干物のミカタ ~副社長! 今日から私はあなたの味方です!~
「ぶ、部長……。僕もう涙が止まりませんー」

 会場の真ん中で幸せそうに抱き合う二人を見て、滝山が鼻をすすりながら号泣している。

 胡桃は真っ赤な顔で「きゃ」と頬を覆い、健太は瑠偉とガッツポーズを合わせた。


「よし! 邪魔者はさっさと退散するぞ」

 部長が手を叩きながらみんなをはやしたて、それぞれは出口に向かって歩き出した。

「干物良かったな……」

 部長はもう一度会場の真ん中を振り返るとそう小さくつぶやき、健太と肩を組んで出て行った。

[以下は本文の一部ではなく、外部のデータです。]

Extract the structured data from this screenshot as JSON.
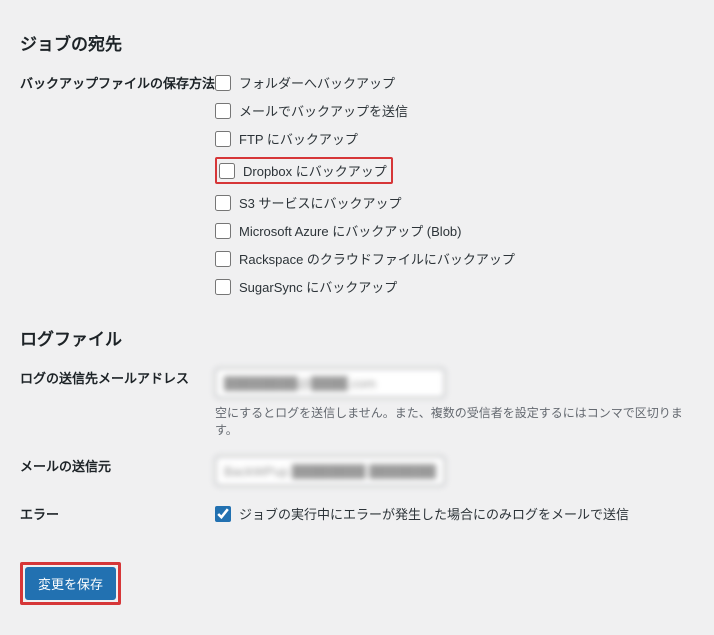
{
  "sections": {
    "destination": {
      "title": "ジョブの宛先",
      "rowLabel": "バックアップファイルの保存方法",
      "options": [
        {
          "label": "フォルダーへバックアップ",
          "checked": false,
          "highlight": false
        },
        {
          "label": "メールでバックアップを送信",
          "checked": false,
          "highlight": false
        },
        {
          "label": "FTP にバックアップ",
          "checked": false,
          "highlight": false
        },
        {
          "label": "Dropbox にバックアップ",
          "checked": false,
          "highlight": true
        },
        {
          "label": "S3 サービスにバックアップ",
          "checked": false,
          "highlight": false
        },
        {
          "label": "Microsoft Azure にバックアップ (Blob)",
          "checked": false,
          "highlight": false
        },
        {
          "label": "Rackspace のクラウドファイルにバックアップ",
          "checked": false,
          "highlight": false
        },
        {
          "label": "SugarSync にバックアップ",
          "checked": false,
          "highlight": false
        }
      ]
    },
    "logfiles": {
      "title": "ログファイル",
      "email_to": {
        "label": "ログの送信先メールアドレス",
        "value": "████████@████.com",
        "desc": "空にするとログを送信しません。また、複数の受信者を設定するにはコンマで区切ります。"
      },
      "email_from": {
        "label": "メールの送信元",
        "value": "BackWPup ████████ ████████@████.com"
      },
      "errors": {
        "label": "エラー",
        "checkbox_label": "ジョブの実行中にエラーが発生した場合にのみログをメールで送信",
        "checked": true
      }
    }
  },
  "submit_label": "変更を保存"
}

「それにしても鷺沼造園との話って、これからどうなるんすか?」

 歩道を歩きながら、瑠偉が健太を振り返る。

「まぁ、決戦はまだ残ってるんだよね……」

 健太は小さくため息をついた。

「正直な話、もう一つダメ押しが欲しいって所かな」

 両手を頭の後ろに回し空を仰ぐ健太の隣で、部長がにやりと笑っている。

「東くーん。ちょうどいいネタ持ってるぞ……」

 目を細める部長に、健太はぎょっとしながら首を傾げた。


「いいネタってなんっすか?」

 瑠偉が横から顔を出す。

「お前らには内緒。さぁ、飯だ飯!」

「ぶ、部長のおごりで……」

 滝山がやんわりと手を上げた。

「お! タッキー、じゃあ今日こそ寿司にするか!」

「は、はいっ!」

「バカ言うな! 俺はおごらんからな」


 歩道には、いつまでも楽しそうな声が響いていた。